Greek exporters are concerned about the consequences of the recent developments in Ukraine, mainly because they fear countermeasures by Russia against the European Union through the imposition of an embargo on agricultural products. According to sources from the Panhellenic Exporters Association (PSE), Russia has already rejected Greek strawberry loads as a warning.
This is a particularly serious matter for the local industry as Russia and Ukraine absorb as much as 50 percent of Greece’s strawberry exports and some 25 percent of peach exports, both fresh and preserves.
PSE data suggest that the possible consequences for the Greek economy could add up to many billions of euros as they would affect several production sectors, as well as the service sector, such as tourism and transport, for example. Greek-Russian bilateral trade amounts to 6.5 billion euros per annum, while for this year Greece had been expecting some 1.2 million Russian tourists, whose average per capita spending last year came to 800 euros. At the same time Greece imports crude oil, fuel products and natural gas from Russia, totaling around 5 billion euros per year.
All this means that, directly or indirectly, some 4 percent of the country’s gross domestic product, or 7.5 billion euros, is at stake. About 41 percent (or 200 million euros per year) of the country’s total exports to Russia concerns agricultural products. Moreover, fur product exports will also face considerable problems, as fur accounts for 23 percent of all Greek exports to Russia, exceeding 110 million euros per year.

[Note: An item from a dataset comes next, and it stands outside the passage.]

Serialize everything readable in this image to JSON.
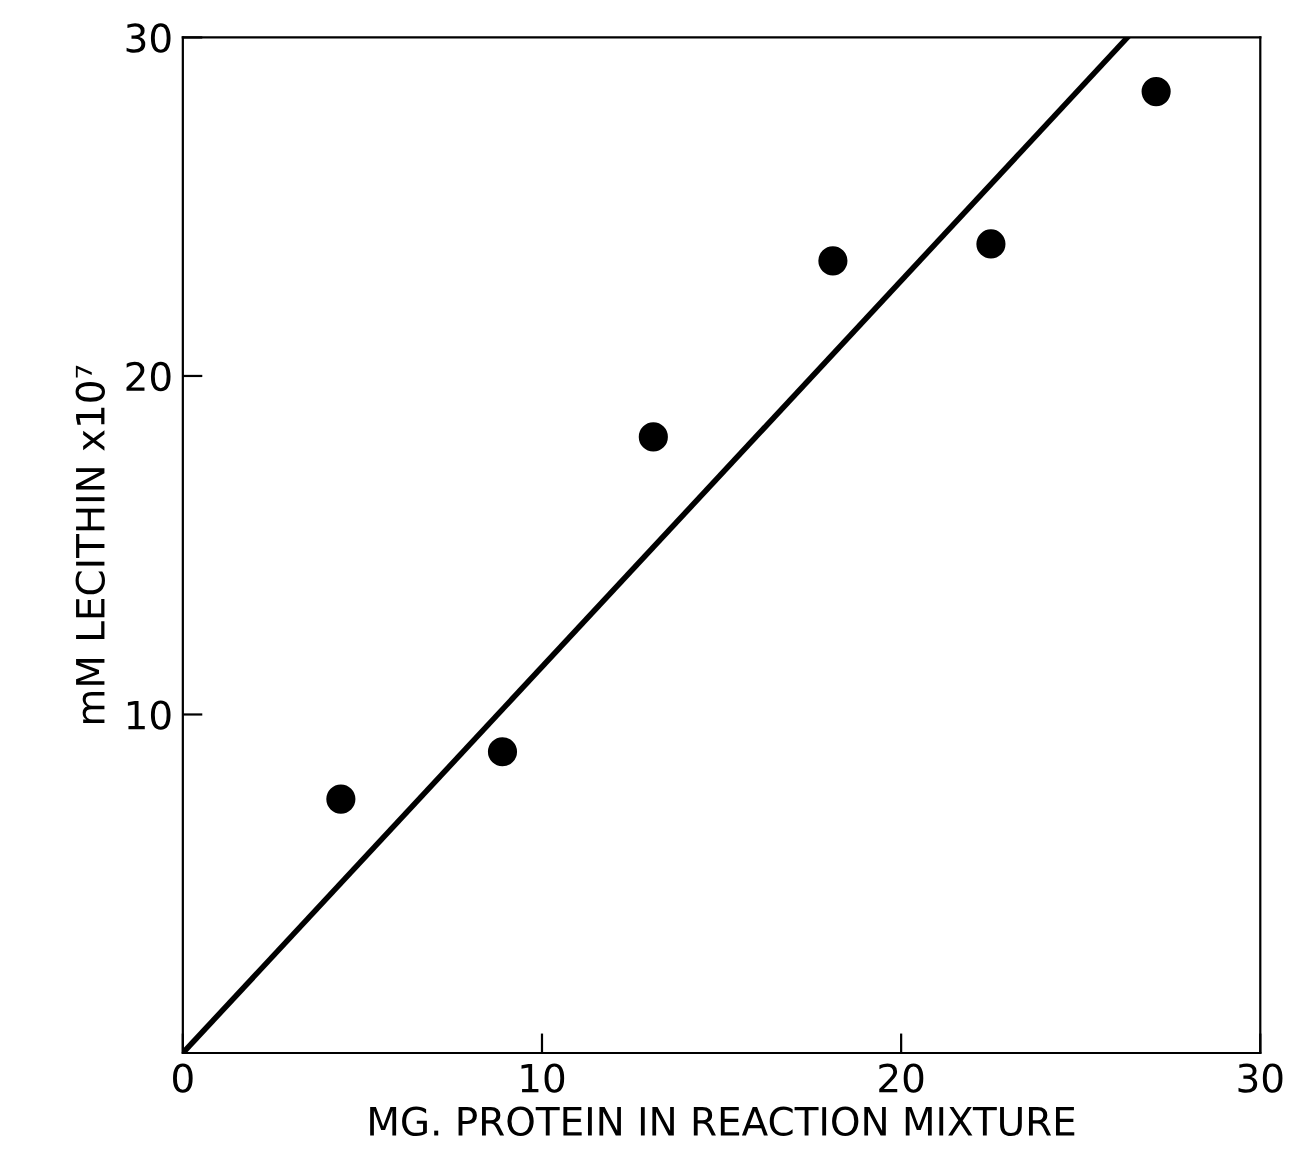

The problems in the Greek exports sector and the solutions that could be found were the focus of a meeting on Tuesday under Panayiotis Michalos, the Foreign Ministry’s general secretary for international economic relations and development. PSE president Christina Sakellaridi proposed an alternative action plan providing for bilateral agreements between Greece and countries with special trade ties with Russia, such as Serbia and Moldova.